Spaghetti Western volume 1: L'alba e il primo splendore del genere (1963-1966)
Spaghetti Western è un progetto strutturato in tre volumi che si propone di presentare il genere così come si è evoluto nel corso degli anni, dai proto-western fordiani di Germi ambientati in Italia, ai western pre-leoniani debitori dell'epopea americana, passando per Sergio Leone e via via con i tristi vendicatori del far west, i tortilla western, i western comici oltre a quelli bizzarrissimi dell'ultimo periodo che mischiavano al genere elementi antitetici presi in prestito da altri filoni come il cinema delle arti marziali o l'horror, fino ai tentativi finali degli anni '80 di rivitalizzare un cinema ormai morto.
Dunque un percorso importante, ricco di citazioni, aneddoti, giudizi e pareri che permettono di compiere un'analisi completa non solo del western all'italiana ma del nostro cinema bis. Si può infatti quasi dire che non esiste regista, sceneggiatore e spesso celebre attore del cinema di genere italiano che non sia passato dal western. Persino registi prigionieri del loro successo come Dario Argento, Lucio Fulci, Mario Bava, Tinto Brass e Pier Paolo Pasolini hanno fatto western.

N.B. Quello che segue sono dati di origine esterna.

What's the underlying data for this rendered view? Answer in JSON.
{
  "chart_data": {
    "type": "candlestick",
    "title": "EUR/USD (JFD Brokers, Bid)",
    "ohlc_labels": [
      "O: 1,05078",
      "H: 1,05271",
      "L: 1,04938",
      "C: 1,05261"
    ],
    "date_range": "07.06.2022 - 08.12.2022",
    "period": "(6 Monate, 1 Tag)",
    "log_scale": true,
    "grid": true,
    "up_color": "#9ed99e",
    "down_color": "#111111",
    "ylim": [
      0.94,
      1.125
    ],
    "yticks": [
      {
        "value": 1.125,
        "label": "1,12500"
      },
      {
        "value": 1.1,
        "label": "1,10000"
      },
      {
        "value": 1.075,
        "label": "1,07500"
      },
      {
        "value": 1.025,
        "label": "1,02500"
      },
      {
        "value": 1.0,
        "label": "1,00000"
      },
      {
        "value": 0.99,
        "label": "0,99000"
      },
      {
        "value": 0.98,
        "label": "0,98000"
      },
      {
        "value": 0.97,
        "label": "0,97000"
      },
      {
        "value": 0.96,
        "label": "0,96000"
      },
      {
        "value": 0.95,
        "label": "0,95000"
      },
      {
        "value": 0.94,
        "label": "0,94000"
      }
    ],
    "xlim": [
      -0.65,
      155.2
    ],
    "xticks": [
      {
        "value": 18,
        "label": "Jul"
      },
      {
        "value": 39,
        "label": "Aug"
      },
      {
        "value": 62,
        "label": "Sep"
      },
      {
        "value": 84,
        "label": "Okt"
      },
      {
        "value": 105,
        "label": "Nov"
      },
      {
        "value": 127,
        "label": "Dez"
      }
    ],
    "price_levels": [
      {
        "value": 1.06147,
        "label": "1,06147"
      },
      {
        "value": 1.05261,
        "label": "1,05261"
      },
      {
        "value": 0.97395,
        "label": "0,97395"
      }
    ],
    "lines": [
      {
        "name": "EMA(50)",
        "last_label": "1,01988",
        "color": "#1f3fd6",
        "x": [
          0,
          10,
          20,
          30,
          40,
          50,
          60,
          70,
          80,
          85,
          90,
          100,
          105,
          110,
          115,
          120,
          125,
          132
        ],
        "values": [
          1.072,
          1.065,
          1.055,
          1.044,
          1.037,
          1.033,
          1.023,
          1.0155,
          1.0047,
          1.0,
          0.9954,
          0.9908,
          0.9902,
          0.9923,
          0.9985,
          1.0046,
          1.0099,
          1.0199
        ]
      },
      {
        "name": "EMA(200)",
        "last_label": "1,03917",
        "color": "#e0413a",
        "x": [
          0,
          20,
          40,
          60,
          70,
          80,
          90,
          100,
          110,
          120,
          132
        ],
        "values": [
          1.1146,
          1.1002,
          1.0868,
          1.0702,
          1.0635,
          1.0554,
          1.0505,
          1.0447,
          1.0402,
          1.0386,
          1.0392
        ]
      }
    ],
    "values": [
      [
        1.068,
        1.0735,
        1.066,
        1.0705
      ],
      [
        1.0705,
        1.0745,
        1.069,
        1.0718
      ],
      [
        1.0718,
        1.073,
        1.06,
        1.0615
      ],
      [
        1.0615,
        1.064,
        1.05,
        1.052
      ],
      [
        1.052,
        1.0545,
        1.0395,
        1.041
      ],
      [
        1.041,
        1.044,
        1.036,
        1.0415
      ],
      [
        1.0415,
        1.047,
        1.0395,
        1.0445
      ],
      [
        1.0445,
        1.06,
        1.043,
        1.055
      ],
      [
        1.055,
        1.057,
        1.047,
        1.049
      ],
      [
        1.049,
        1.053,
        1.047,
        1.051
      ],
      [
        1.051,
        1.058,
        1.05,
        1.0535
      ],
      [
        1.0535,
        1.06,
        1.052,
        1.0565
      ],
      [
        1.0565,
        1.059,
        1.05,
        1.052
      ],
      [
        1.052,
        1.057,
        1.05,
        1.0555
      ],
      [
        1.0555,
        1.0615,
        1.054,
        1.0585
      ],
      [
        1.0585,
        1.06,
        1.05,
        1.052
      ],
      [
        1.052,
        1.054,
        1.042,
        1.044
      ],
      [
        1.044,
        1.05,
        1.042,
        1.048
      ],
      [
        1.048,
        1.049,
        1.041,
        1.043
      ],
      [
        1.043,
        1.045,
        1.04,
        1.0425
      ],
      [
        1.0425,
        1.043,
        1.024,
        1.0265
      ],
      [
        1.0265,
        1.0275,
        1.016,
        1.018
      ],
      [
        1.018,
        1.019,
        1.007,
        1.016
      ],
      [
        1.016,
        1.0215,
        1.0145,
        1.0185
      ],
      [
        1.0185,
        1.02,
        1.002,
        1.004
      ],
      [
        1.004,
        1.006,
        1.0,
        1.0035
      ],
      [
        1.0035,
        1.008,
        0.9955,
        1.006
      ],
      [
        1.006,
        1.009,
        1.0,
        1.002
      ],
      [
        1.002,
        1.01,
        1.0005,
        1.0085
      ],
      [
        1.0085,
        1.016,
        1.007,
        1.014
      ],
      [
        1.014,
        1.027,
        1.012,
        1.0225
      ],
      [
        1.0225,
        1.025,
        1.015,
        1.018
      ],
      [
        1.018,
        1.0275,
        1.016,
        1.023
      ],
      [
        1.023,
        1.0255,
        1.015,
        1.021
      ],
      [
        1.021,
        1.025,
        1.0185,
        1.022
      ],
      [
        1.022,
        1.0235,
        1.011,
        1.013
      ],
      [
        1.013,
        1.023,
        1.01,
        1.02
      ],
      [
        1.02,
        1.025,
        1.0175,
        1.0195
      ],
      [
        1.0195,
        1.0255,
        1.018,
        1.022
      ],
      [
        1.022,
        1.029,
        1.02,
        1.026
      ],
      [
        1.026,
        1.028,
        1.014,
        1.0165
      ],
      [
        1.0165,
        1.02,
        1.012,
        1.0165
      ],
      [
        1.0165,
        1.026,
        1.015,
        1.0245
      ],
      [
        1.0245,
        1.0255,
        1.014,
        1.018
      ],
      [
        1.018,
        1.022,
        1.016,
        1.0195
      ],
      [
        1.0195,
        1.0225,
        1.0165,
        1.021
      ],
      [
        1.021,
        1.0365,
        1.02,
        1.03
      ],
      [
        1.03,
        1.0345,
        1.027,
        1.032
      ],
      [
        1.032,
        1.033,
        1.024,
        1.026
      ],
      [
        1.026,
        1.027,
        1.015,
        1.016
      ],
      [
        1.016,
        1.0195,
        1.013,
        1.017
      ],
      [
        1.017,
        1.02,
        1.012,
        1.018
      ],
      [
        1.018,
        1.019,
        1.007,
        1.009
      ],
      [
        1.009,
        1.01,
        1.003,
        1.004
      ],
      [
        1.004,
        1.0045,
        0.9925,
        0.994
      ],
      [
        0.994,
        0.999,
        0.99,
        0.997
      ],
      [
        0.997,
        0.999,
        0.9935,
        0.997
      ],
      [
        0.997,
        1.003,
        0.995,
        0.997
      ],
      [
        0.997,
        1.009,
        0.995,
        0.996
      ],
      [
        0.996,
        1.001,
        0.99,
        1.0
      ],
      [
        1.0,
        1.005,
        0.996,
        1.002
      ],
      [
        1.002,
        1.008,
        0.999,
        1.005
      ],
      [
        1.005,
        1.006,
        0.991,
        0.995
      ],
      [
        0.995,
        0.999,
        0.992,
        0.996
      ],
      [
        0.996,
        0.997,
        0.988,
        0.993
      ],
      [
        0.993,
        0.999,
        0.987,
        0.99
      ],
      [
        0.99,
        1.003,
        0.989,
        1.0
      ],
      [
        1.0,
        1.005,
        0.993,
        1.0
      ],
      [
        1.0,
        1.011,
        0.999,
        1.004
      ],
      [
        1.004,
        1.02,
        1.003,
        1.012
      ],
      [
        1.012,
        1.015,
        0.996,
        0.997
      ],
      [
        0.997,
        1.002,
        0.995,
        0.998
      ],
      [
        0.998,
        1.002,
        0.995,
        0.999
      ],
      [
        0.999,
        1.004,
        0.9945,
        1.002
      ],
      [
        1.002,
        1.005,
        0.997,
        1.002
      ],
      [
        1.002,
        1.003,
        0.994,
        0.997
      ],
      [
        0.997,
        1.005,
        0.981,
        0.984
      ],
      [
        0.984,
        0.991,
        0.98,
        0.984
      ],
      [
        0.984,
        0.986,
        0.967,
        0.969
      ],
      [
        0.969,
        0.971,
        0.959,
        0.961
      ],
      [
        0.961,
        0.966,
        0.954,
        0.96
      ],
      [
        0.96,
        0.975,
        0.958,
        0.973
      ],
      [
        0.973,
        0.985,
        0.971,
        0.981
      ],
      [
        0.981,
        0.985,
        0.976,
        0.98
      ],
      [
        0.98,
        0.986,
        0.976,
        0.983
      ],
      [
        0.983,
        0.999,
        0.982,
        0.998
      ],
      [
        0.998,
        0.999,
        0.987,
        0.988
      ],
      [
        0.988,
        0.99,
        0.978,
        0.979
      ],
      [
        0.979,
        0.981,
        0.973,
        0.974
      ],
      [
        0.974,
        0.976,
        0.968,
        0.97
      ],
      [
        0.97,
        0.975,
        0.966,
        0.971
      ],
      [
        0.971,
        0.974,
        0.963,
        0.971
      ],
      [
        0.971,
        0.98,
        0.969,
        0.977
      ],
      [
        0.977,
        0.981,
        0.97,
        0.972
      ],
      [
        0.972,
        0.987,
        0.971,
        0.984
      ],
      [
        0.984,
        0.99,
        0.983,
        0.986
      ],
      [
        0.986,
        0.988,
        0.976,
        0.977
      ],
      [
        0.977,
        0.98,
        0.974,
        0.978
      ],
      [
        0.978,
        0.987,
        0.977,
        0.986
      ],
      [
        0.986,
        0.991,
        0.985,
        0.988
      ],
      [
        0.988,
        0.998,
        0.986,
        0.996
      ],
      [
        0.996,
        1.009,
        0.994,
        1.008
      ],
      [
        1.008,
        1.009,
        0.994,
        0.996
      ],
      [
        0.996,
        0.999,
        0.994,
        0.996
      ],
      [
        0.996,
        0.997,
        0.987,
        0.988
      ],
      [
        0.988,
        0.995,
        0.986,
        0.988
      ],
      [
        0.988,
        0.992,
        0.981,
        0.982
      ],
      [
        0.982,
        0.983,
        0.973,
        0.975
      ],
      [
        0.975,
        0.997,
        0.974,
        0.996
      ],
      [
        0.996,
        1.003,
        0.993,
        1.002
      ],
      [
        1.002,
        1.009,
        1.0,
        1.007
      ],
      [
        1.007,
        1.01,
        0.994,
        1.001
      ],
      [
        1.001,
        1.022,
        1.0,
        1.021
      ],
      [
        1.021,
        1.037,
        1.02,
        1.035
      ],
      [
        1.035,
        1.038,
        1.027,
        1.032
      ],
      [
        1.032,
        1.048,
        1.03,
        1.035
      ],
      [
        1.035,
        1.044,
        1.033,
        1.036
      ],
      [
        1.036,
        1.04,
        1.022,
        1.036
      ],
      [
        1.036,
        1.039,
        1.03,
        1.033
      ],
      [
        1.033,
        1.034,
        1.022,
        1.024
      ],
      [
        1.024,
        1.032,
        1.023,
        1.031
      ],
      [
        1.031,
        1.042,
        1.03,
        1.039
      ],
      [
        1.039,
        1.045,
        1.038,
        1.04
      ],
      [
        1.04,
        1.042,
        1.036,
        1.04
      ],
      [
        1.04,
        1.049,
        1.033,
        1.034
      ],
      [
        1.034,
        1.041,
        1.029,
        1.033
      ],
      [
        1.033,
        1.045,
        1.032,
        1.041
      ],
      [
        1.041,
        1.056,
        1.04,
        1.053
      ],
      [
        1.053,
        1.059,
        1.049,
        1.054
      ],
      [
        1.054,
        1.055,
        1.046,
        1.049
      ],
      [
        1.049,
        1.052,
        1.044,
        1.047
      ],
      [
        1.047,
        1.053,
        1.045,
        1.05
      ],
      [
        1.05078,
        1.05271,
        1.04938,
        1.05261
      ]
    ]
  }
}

Un genere che ha regalato al pubblico, in poco più di dieci anni, circa quattrocento pellicole, gettando le basi per la nascita di tutti gli altri generi e persino del cinema d'autore, finanziato grazie agli introiti stellari di questi film.
Il primo volume della serie getta luce sulla fase iniziale dello spaghetti-western, dall'alba al 1966, analizzando, film dietro l'altro, il suo lento evolversi e di quello dei suoi protagonisti con piglio più divulgativo che critico e con l'intenzione di spingere i giovani lettori alla sua riscoperta e soprattutto per iniettare in loro lo stimolo e la curiosità verso un mondo, quello del cinema di genere italiano, che è stato scandalosamente confinato dalla televisione e da una certa produzione cinematografica ipocrita e bigotta in un angolo culturale che ha il triste aspetto della nicchia.